The Art Of Web Application Development. [Thanks Weblad]
C# Strikes a Chord
The official line from Microsoft is that C# is a C/C++ derivative. C# clearly borrows from Bjarne Stroustrup's C++ , but it also draws much from James Gosling's Java. I have carefully read the three reference documents for the languages written by their creators -- The C++ Programming Language: Special Edition by Bjarne Stroustrup; Java Reference by James Gosling and C# Reference, by Anders Hejlsberg. Using these sources I will compare the languages and attempt to uncover a family genealogy.
Now available: the September 2000 MSXML Parser Beta Release.
Ask Mark Anders (Product Unit Manager for the .NET Frameworks) your .NET/ASP+ Questions!

Monday, October 09, 2000

I must get an ASP+ box set up so I can play with some of this stuff: ASP Validator Controls.
I've retired the poll below, and come to two conclusions:
  1. I will not add a discussion facility to glish.com
  2. I will add a search facility.
  3. Not many people answer polls.
Three conclusions, I've come to three conclusions.

Actually, the poll didn't have much to do with these decisions. I already knew I didn't really want to add a discussion, because this is my personal site where I just dash off ideas and thoughts. I welcome your response, if you would like to talk back to me, but this is not a public forum. I mean, it is a forum, it's my forum, and it is public, it's just not a public forum. You know what I mean, don't you? Plus, if I can only get 34 of you to answer my poll, I am betting there would be far fewer of you actually engaging in conversation on a discussion board. I don't want to build a bunch of empty rooms.

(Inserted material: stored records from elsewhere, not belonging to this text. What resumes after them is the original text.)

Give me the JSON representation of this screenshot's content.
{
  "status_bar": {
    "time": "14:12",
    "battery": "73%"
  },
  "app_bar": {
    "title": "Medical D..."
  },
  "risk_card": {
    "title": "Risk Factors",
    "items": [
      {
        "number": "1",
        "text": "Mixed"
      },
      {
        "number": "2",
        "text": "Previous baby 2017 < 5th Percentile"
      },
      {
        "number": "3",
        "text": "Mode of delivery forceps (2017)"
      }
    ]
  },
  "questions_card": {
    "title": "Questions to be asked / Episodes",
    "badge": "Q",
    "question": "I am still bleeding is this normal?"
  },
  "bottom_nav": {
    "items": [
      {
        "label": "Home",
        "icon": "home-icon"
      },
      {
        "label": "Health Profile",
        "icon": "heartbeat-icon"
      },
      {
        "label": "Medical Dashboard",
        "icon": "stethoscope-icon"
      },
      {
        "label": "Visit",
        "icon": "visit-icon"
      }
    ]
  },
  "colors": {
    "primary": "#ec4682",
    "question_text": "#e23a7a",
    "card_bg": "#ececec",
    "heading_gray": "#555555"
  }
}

The search is something I've been meaning to get around to, but haven't yet. It means I'll probably have to add tables to my DB to hold all these entries, which will also require some sort of importing from the XML docs that Blogger spits out for me, which will mean I am one step closer to weaning myself off of blogger and building some nice custom content management tools.

Here's the poll, for the sake of posterity:
-------------------
POLL: If I were to add a search feature to glish.com, would you use it? What about a discussion facility, so that you could comment on any of my posts?




       or view results
From an open letter from Doc Searls (you know, Cluetrain) to Meg Whitman, President and CEO of Ebay:
People come to eBay for something far more active, involved, participatory and precious than the "aggregated eyeballs" that media machines like AOL and Yahoo lust after. Call it a constituency, a community, a web of trust or just a good place to do business. But please. Don't call your members an "audience," Or "traffic." Or "consumers." And don't sit still while others call eBay marketplaces "sticky." Traffic jams are sticky too, and good for nothing but billboards.